Recent Changes to the UAE’s Bankruptcy Law
Since its introduction in 2016, the UAE’s bankruptcy law has seen multiple updates to make it more efficient. The latest revisions are focused on balancing the needs of both debtors and creditors more effectively.
A key development is the introduction of the Preventive Composition Plan. This new feature allows debtors to request court assistance without needing to appoint a trustee, provided they can continue running their business. The court is now required to establish a set date marking when the debtor's payments are halted. During the restructuring process, a moratorium is in place to suspend debt enforcement actions. While a restructuring plan needs approval from the majority of creditors, the court still has the authority to endorse it even if creditors vote against it.
The fact that debtors can now move forward with a court-approved restructuring plan, even without creditor consent, is a notable shift. This provision enables businesses to implement plans that are in their best interest, as long as they do not unfairly impact creditors in comparison to a potential liquidation scenario.
For creditors, this adjustment provides a strong incentive for fair negotiations. Since rejected plans can still receive court approval, creditors are encouraged to work toward mutual agreements in good faith, knowing they could lose control over the outcome if they don’t.
Another change is the expansion of powers granted to bankruptcy courts. Courts can now take preventive measures, such as suspending claims against debtors before a final ruling is made. These measures take effect immediately, barring any suspension by higher courts, ensuring urgent issues affecting a business’s operations are addressed promptly.
Ongoing cases that haven’t yet been resolved will now fall under the updated law. Companies involved in these cases should be prepared for how these changes may impact their restructuring strategies.
Moreover, managers and board members are now held personally responsible for any improper actions taken within two years prior to the debtor’s cessation of payments. This amendment highlights the importance of maintaining proper records and avoiding decisions that could jeopardize creditors' rights.
Both debtors and creditors, along with their legal counsel, must familiarize themselves with these legal changes and their implications. Seeking professional guidance is essential to navigate the new framework and ensure compliance.

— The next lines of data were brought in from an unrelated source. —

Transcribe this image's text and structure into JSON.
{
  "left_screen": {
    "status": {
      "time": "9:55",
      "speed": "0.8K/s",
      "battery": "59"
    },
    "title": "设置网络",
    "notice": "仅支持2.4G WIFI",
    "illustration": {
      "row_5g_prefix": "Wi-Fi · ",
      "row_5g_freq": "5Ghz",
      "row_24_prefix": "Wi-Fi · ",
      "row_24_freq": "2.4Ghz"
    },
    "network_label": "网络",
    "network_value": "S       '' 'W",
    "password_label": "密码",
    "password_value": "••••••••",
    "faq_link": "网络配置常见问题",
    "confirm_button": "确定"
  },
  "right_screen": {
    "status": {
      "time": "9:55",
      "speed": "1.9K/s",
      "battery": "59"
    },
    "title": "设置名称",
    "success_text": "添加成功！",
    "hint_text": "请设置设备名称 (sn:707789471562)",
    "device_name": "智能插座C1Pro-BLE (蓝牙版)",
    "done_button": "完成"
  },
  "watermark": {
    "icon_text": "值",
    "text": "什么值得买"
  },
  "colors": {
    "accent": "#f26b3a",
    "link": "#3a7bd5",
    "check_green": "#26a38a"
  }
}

Finally, businesses looking to restructure their debts should refrain from finalizing agreements outside formal bankruptcy proceedings unless all creditors are fully on board. Settlements should be overseen by a trustee and sanctioned by the court to avoid potential disputes.
In summary, the revised law aims to streamline the bankruptcy process and address real-world challenges. These changes are expected to enhance the business climate in the UAE by making bankruptcy proceedings more efficient.
Source:
UAE Legislation. (2023). Federal Decree-Law No. (51) of 2023 Promulgating the Financial and Bankruptcy Law. Retrieved from UAE Legislation.